In less than 30 years, 3,000-year-old oyster reefs off Florida’s Big Bend coastline have declined by 88 percent, according to University of Florida/IFAS researchers. For residents who depend on the fishing grounds and other coastal resources protected by these reefs, it’s a worrying trend. Now, with an award from the National Fish and Wildlife Foundation’s Gulf Environmental Benefit Fund, a UF/IFAS research team will work to restore these shrinking oyster reefs and help coastal ecosystems and economies become more resilient in the face of climate change and rising sea levels. The “Recovery and Resilience of Oyster Reefs in the Big Bend of Florida” project will target the Lone Cabbage oyster reef in the Suwannee Sound. The UF/IFAS team plans to restore up to 32 acres (encompassing about 3 linear miles) of reef.
Peter Frederick and Bill Pine who are a part of the UF/IFAS Department of Wildlife Ecology and Conservation, and Leslie Sturmer with the IFAS Extension, are the lead investigators on the grant. Their research shows that the decline of oysters in the Big Bend region is due to increasing salinity levels in Suwannee Sound, resulting from reduced freshwater flows of the Suwannee River. Oysters need intermediate salinities for protection from predators and parasites, and high salinities cause oyster reef die offs. As oyster reefs die off and lose elevation, salinity rises because of a lack of freshwater retention in the estuary.
The UF/IFAS project seeks to break this cycle by building up the degraded reef and retaining freshwater in the estuary, thus improving oyster recruitment. To do that, researchers will install limestone boulders covered in a layer of oyster and clam shell, materials that readily attract new oysters.
To learn more about this project, visit this article.

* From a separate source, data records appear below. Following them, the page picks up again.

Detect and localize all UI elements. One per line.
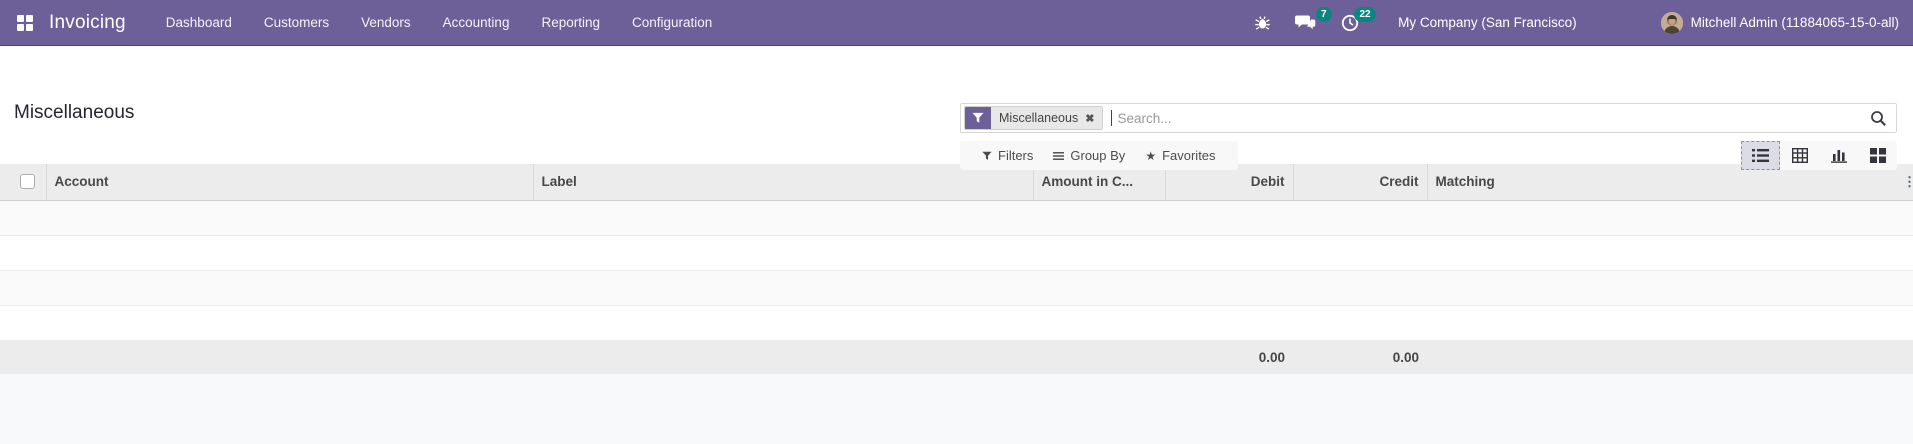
- app-name[interactable]: Invoicing: [49, 12, 126, 34]
- top-navbar: Invoicing Dashboard Customers Vendors Ac…: [0, 0, 1913, 46]
- page-title: Miscellaneous: [14, 102, 135, 123]
- favorites-button[interactable]: ★ Favorites: [1135, 145, 1225, 166]
- main-menu: Dashboard Customers Vendors Accounting R…: [150, 0, 729, 45]
- content-bottom-space: [0, 374, 1913, 444]
- filter-funnel-icon: [965, 107, 991, 129]
- table-row-empty: [0, 270, 1913, 305]
- search-input[interactable]: [1112, 110, 1866, 126]
- filters-button[interactable]: Filters: [972, 145, 1043, 166]
- graph-view-button[interactable]: [1819, 141, 1858, 170]
- column-header-account[interactable]: Account: [45, 164, 533, 201]
- pivot-view-button[interactable]: [1780, 141, 1819, 170]
- total-debit: 0.00: [1165, 340, 1293, 374]
- search-bar[interactable]: Miscellaneous ✖: [960, 103, 1897, 133]
- table-row-empty: [0, 305, 1913, 340]
- select-all-cell: [0, 164, 46, 201]
- company-switcher[interactable]: My Company (San Francisco): [1398, 15, 1577, 30]
- user-name: Mitchell Admin (11884065-15-0-all): [1690, 15, 1899, 30]
- table-row-empty: [0, 200, 1913, 235]
- control-panel-row2: Filters Group By ★ Favorites: [960, 141, 1897, 170]
- facet-label: Miscellaneous: [999, 111, 1079, 125]
- view-switcher: [1741, 141, 1897, 170]
- column-header-label[interactable]: Label: [532, 164, 1033, 201]
- debug-bug-icon[interactable]: [1242, 0, 1283, 45]
- control-panel: Miscellaneous Miscellaneous ✖ Search... …: [0, 46, 1913, 170]
- facet-body: Miscellaneous ✖: [991, 107, 1103, 129]
- search-magnifier-icon[interactable]: [1870, 110, 1887, 132]
- list-view-button[interactable]: [1741, 141, 1780, 170]
- filters-funnel-icon: [982, 151, 992, 161]
- facet-remove-icon[interactable]: ✖: [1085, 112, 1094, 125]
- favorites-label: Favorites: [1162, 148, 1216, 163]
- search-facet: Miscellaneous ✖: [964, 106, 1104, 130]
- optional-columns-toggle-icon[interactable]: ⋮: [1903, 164, 1913, 201]
- user-avatar: [1660, 11, 1683, 34]
- user-menu[interactable]: Mitchell Admin (11884065-15-0-all): [1660, 11, 1899, 34]
- messages-icon[interactable]: 7: [1283, 0, 1333, 45]
- table-row-empty: [0, 235, 1913, 270]
- activities-clock-icon[interactable]: 22: [1328, 0, 1377, 45]
- table-totals-row: 0.00 0.00: [0, 340, 1913, 374]
- search-area: Miscellaneous ✖ Search... Filters Group …: [960, 103, 1897, 170]
- select-all-checkbox[interactable]: [20, 174, 35, 190]
- menu-item-accounting[interactable]: Accounting: [427, 0, 526, 45]
- group-by-label: Group By: [1070, 148, 1126, 163]
- apps-menu-icon[interactable]: [14, 12, 36, 34]
- menu-item-customers[interactable]: Customers: [248, 0, 345, 45]
- menu-item-dashboard[interactable]: Dashboard: [150, 0, 248, 45]
- total-credit: 0.00: [1293, 340, 1427, 374]
- group-by-bars-icon: [1053, 151, 1065, 161]
- menu-item-vendors[interactable]: Vendors: [345, 0, 427, 45]
- kanban-view-button[interactable]: [1858, 141, 1897, 170]
- activities-count-badge: 22: [1353, 7, 1377, 22]
- journal-items-table: Account Label Amount in C... Debit Credi…: [0, 164, 1913, 374]
- systray: 7 22 My Company (San Francisco) Mitchell…: [1242, 0, 1899, 45]
- search-options: Filters Group By ★ Favorites: [960, 141, 1238, 170]
- menu-item-reporting[interactable]: Reporting: [525, 0, 616, 45]
- group-by-button[interactable]: Group By: [1043, 145, 1135, 166]
- filters-label: Filters: [998, 148, 1034, 163]
- menu-item-configuration[interactable]: Configuration: [616, 0, 728, 45]
- favorites-star-icon: ★: [1145, 148, 1157, 163]
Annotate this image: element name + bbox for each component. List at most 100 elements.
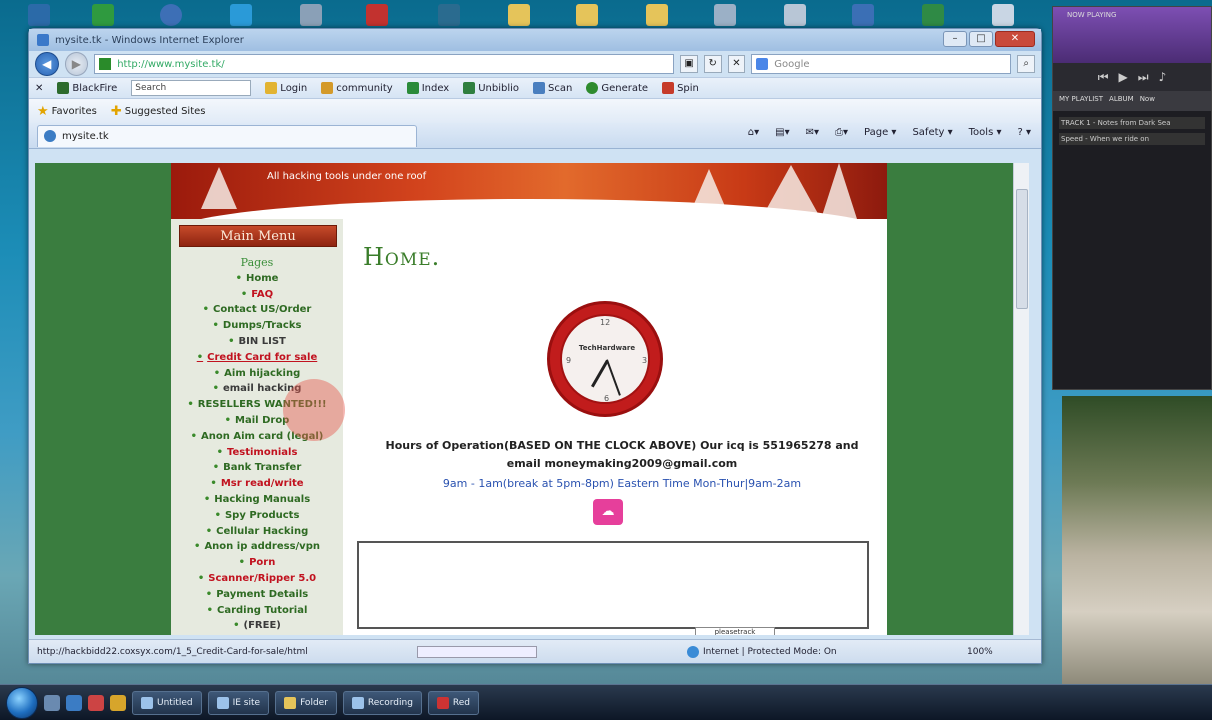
tab-current[interactable]: mysite.tk xyxy=(37,124,417,147)
folder-icon[interactable] xyxy=(646,4,668,26)
address-input[interactable]: http://www.mysite.tk/ xyxy=(94,54,675,74)
toolbar-item-label: Login xyxy=(280,82,308,94)
tools-menu[interactable]: Tools ▾ xyxy=(969,127,1002,138)
folder-icon[interactable] xyxy=(576,4,598,26)
close-button[interactable]: ✕ xyxy=(995,31,1035,47)
vertical-scrollbar[interactable] xyxy=(1013,163,1029,635)
menu-item[interactable]: • Contact US/Order xyxy=(171,302,343,318)
minimize-button[interactable]: – xyxy=(943,31,967,47)
refresh-icon[interactable]: ↻ xyxy=(703,55,722,73)
playlist-item[interactable]: TRACK 1 - Notes from Dark Sea xyxy=(1059,117,1205,129)
counter-badge[interactable]: pleasetrack xyxy=(695,627,775,635)
chat-icon[interactable]: ☁ xyxy=(593,499,623,525)
home-icon[interactable]: ⌂▾ xyxy=(748,127,759,138)
menu-item[interactable]: • Cellular Hacking xyxy=(171,524,343,540)
media-tab[interactable]: ALBUM xyxy=(1109,95,1134,107)
search-input[interactable]: Google xyxy=(751,54,1012,74)
taskbar-button[interactable]: Recording xyxy=(342,690,422,715)
compatibility-view-icon[interactable]: ▣ xyxy=(680,55,698,73)
toolbar-item-spin[interactable]: Spin xyxy=(662,82,699,94)
desktop-shortcut-icon[interactable] xyxy=(922,4,944,26)
mail-icon[interactable]: ✉▾ xyxy=(806,127,819,138)
help-menu[interactable]: ? ▾ xyxy=(1017,127,1031,138)
forward-button[interactable]: ▶ xyxy=(64,52,89,76)
desktop-shortcut-icon[interactable] xyxy=(92,4,114,26)
quicklaunch-icon[interactable] xyxy=(88,694,104,711)
toolbar-search-field[interactable]: Search xyxy=(131,80,252,96)
menu-item[interactable]: • Home xyxy=(171,271,343,287)
toolbar-item-scan[interactable]: Scan xyxy=(533,82,572,94)
playlist-item[interactable]: Speed - When we ride on xyxy=(1059,133,1205,145)
toolbar-item-blackfire[interactable]: BlackFire xyxy=(57,82,117,94)
safety-menu[interactable]: Safety ▾ xyxy=(912,127,952,138)
search-icon[interactable]: ⌕ xyxy=(1017,55,1035,73)
toolbar-item-generate[interactable]: Generate xyxy=(586,82,648,94)
toolbar-item-index[interactable]: Index xyxy=(406,82,449,94)
security-zone[interactable]: Internet | Protected Mode: On xyxy=(687,645,937,658)
taskbar-button[interactable]: IE site xyxy=(207,690,270,715)
desktop-shortcut-icon[interactable] xyxy=(230,4,252,26)
menu-item[interactable]: • Credit Card for sale xyxy=(171,350,343,366)
menu-item-label: BIN LIST xyxy=(238,335,286,347)
desktop-shortcut-icon[interactable] xyxy=(438,4,460,26)
window-titlebar[interactable]: mysite.tk - Windows Internet Explorer – … xyxy=(29,29,1041,51)
menu-item[interactable]: • Msr read/write xyxy=(171,476,343,492)
toolbar-item-community[interactable]: community xyxy=(321,82,393,94)
desktop-shortcut-icon[interactable] xyxy=(300,4,322,26)
menu-item[interactable]: • Porn xyxy=(171,555,343,571)
desktop-shortcut-icon[interactable] xyxy=(992,4,1014,26)
next-icon[interactable]: ⏭ xyxy=(1138,70,1149,85)
quicklaunch-icon[interactable] xyxy=(110,694,126,711)
menu-item[interactable]: • Hacking Manuals xyxy=(171,492,343,508)
clock-hour-hand xyxy=(591,360,609,388)
menu-item[interactable]: • Scanner/Ripper 5.0 xyxy=(171,571,343,587)
menu-item[interactable]: • (FREE) xyxy=(171,618,343,634)
toolbar-item-login[interactable]: Login xyxy=(265,82,307,94)
bullet-icon: • xyxy=(205,525,213,537)
menu-item[interactable]: • Payment Details xyxy=(171,587,343,603)
generate-icon xyxy=(586,82,599,94)
suggested-sites-link[interactable]: ✚ Suggested Sites xyxy=(111,104,206,119)
taskbar-button[interactable]: Red xyxy=(427,690,480,715)
zone-label: Internet | Protected Mode: On xyxy=(703,646,837,657)
menu-item[interactable]: • Carding Tutorial xyxy=(171,603,343,619)
menu-item[interactable]: • Bank Transfer xyxy=(171,460,343,476)
media-tab[interactable]: MY PLAYLIST xyxy=(1059,95,1103,107)
menu-item[interactable]: • BIN LIST xyxy=(171,334,343,350)
quicklaunch-icon[interactable] xyxy=(66,694,82,711)
desktop-shortcut-icon[interactable] xyxy=(366,4,388,26)
maximize-button[interactable]: □ xyxy=(969,31,993,47)
scrollbar-thumb[interactable] xyxy=(1016,189,1028,309)
menu-item-label: Testimonials xyxy=(227,446,298,458)
close-toolbar-icon[interactable]: ✕ xyxy=(35,83,43,94)
media-tab[interactable]: Now xyxy=(1140,95,1155,107)
play-icon[interactable]: ▶ xyxy=(1119,70,1128,84)
page-menu[interactable]: Page ▾ xyxy=(864,127,896,138)
toolbar-item-unbiblio[interactable]: Unbiblio xyxy=(463,82,519,94)
command-bar: ⌂▾ ▤▾ ✉▾ ⎙▾ Page ▾ Safety ▾ Tools ▾ ? ▾ xyxy=(748,127,1031,138)
desktop-shortcut-icon[interactable] xyxy=(852,4,874,26)
back-button[interactable]: ◀ xyxy=(35,52,59,76)
volume-icon[interactable]: ♪ xyxy=(1159,70,1167,84)
zoom-level[interactable]: 100% xyxy=(967,647,993,657)
start-button[interactable] xyxy=(6,686,38,719)
stop-icon[interactable]: ✕ xyxy=(727,55,746,73)
menu-item[interactable]: • Anon ip address/vpn xyxy=(171,539,343,555)
feeds-icon[interactable]: ▤▾ xyxy=(775,127,789,138)
desktop-shortcut-icon[interactable] xyxy=(784,4,806,26)
taskbar-button[interactable]: Untitled xyxy=(132,690,202,715)
print-icon[interactable]: ⎙▾ xyxy=(835,127,848,138)
previous-icon[interactable]: ⏮ xyxy=(1098,70,1109,85)
desktop-shortcut-icon[interactable] xyxy=(714,4,736,26)
bullet-icon: • xyxy=(190,430,198,442)
taskbar-button[interactable]: Folder xyxy=(275,690,337,715)
favorites-button[interactable]: ★ Favorites xyxy=(37,104,97,119)
menu-item[interactable]: • FAQ xyxy=(171,287,343,303)
menu-item[interactable]: • Testimonials xyxy=(171,445,343,461)
menu-item[interactable]: • Dumps/Tracks xyxy=(171,318,343,334)
menu-item[interactable]: • Spy Products xyxy=(171,508,343,524)
quicklaunch-icon[interactable] xyxy=(44,694,60,711)
desktop-shortcut-icon[interactable] xyxy=(160,4,182,26)
folder-icon[interactable] xyxy=(508,4,530,26)
desktop-shortcut-icon[interactable] xyxy=(28,4,50,26)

Physical damage to seagrasses via propeller/anchor scarring and blow-holes from vessels running aground is an ongoing problem in Florida and natural recovery from physical damage can exceed ten years. Over time, erosion and scouring in scarred areas can result in reduced resilience of the seagrasses to other stressors and lead to loss of seagrasses. Propeller scarring is a wholly preventable stressor to seagrasses and reducing and reversing this impact can lead to increased seagrass resilience to other stressors, secure ecosystem services, and help improve the ecological sustainability of the tourism activities that are vital to the coastal counties in this region.
To learn more about Seagrass Protection efforts at NCBS, or how you can get involved, go to https://ncbs.ifas.ufl.edu/be-seagrass-safe/
What is a “Living Shoreline”? The National Oceanographic and Atmospheric Administration (NOAA) defines a living shoreline as “a shoreline management practice that provides erosion control benefits; protects, restores, or enhances natural shoreline habitat; and maintains coastal processes through the strategic placement of plants, stone, sand fill, and other structural organic materials (e.g. biologs, oyster reefs, etc).” The basic idea is that erosion can be halted and reversed by restoring natural ecosystems such as marsh vegetation and oyster reefs in a strategic (engineered) way. A living shoreline can retain coastal sediments locally and adapt to changes in water levels via natural processes, unlike a seawall or other “hardened shoreline”.
To learn more about the Living Shoreline Project go to https://ncbs.ifas.ufl.edu/extension/dealing-with-coastal-erosion/joe-rains-living-shoreline-project/
Alterations to Freshwater Flow
Estuaries are areas where the rivers meet the sea. Changes to quantity and quality of freshwater in coastal areas, therefore, can have a drastic impact on the ecology of our estuaries. NCBS researchers and collaborators are performing a host of projects to determine the impact of changes to river discharge on coastal ecosystems. These projects include how restoration efforts to areas such as oyster reefs can benefit coastal ecosystems and how reintroduction of large rivers into salt marshes can impact food webs along a range of restored marsh sites.
Climate Change and Other Disturbances
Numerous anthropogenic and natural stressors affect Gulf of Mexico estuaries. NCBS researchers are studying a variety of these disturbances and how they impact coastal ecology.
For example, rising temperatures have resulted in expansion of tropically-associated species such as Common Snook and red mangroves into the northern Gulf of Mexico. Other projects are focusing on the impact of oil spills, such as the 2010 Deepwater Horizon spill, on estuarine flora and fauna. The cumulative loss of biodiversity of coastal organisms, and the subsequent effects on food webs and restoration efforts, is also a focus.